Saturday, 29 October 2022

"Our car was broken into last night"

Middle Cat informed me. 

I was not surprised and neither was Middle Cat or her husband. They had in fact been leaving the car unlocked expecting it to happen. As they never leave anything of value in the car and it is impossible to start without the requisite object it was actually safer to do this. The car does not get damaged.

Middle Cat heard the noise about 1am. Her husband went to investigate but did not manage to get a glimpse of the offenders. He would not have approached them but any description might have helped the police working on the problem. 

Yes, there has been a big spike in break-ins recently. Not so long ago three young offenders were caught in a neighbouring suburb - but not before they stabbed a mother and her young son. Two of those offenders were already out on bail - at the tender ages of thirteen and fourteen. The third was only twelve. They were out and about at four in the morning.  

Two of them are back in custody so the police know there are more offenders out there doing the same thing. No doubt that peculiar and highly successful communication network between offenders has been working many hours of overtime. 

After Middle Cat told me this one of the local dog walkers told me the same thing had happened to him earlier in the week. He was not quite so fortunate. The car lock will need to be replaced and a golf club from the back seat was taken. "I hope the little b.... doesn't use it as a weapon," he told me furiously, "And where in the hell are the parents?"

I hope the offenders don't use the golf club that way either. I too wonder about the parenting. Is it really that easy to sneak out without a parent knowing? I suppose it must be but none of us could have done that. The probable consequences would have been enough to stop us anyway.

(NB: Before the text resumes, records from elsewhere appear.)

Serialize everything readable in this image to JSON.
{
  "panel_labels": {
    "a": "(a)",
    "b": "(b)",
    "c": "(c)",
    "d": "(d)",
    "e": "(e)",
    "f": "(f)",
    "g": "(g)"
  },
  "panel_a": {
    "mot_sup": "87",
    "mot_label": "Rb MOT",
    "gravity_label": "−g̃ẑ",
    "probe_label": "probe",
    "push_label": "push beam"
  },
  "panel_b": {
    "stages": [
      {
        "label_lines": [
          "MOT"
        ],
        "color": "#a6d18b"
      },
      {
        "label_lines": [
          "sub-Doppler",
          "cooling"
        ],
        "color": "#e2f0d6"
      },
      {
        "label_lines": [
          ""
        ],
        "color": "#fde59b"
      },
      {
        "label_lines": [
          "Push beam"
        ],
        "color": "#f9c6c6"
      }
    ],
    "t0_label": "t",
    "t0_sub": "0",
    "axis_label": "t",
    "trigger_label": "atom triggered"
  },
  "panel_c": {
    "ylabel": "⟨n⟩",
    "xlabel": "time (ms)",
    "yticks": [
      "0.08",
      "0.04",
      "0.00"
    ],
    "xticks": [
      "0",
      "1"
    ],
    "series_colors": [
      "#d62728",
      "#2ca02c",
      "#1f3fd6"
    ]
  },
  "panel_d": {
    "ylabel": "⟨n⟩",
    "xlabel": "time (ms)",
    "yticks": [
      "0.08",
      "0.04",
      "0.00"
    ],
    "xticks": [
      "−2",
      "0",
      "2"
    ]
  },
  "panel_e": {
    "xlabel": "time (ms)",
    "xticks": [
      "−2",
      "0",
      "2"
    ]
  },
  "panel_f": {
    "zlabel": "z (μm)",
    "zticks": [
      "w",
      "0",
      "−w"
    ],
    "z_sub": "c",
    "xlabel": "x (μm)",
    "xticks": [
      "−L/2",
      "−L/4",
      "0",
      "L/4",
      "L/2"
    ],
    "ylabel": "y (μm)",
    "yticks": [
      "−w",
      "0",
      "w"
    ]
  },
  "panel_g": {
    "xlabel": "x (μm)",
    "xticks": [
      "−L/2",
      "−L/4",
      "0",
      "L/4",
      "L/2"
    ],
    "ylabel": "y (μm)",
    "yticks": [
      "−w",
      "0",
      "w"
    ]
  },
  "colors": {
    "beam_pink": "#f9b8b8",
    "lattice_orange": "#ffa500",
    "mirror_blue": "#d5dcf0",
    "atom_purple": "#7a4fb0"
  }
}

"Twocking" is the act of taking a car belonging to someone else and driving it away without their consent. It used to be a rite of passage among the criminal class.  It still is. 

I worked in a school where a boy in another class had to appear in court because he was with three other lads who did just that. He was just twelve at the time and it was considered unusual and a very serious offence. His class mates treated him with contempt.

I wonder now how they would react. Children, particularly male children, seem to be able to "drive" at earlier and earlier ages. These are not rural children who learn to drive on the farm and are expected to help once they can. Those children do not leave the farm premises and they are breaking no laws provided they stay there. These are city children who should never have been behind the wheel of a car at all and yet they seem able to "twock" and break the speed limit from the time they can barely see over the wheel. One recently caught young offender was barely eight years of age. A few weeks earlier and the police could have done nothing at all apart from take him home and issue a few stern words. 

The dog walker is opposed to raising the age of criminal responsibility. As juvenile records are closed I am inclined to agree. Age is not the issue here, the offending is - and how we deal with that offending. Cars are potentially lethal weapons. Those using them can kill.  The young twockers cannot be allowed to simply get a telling off.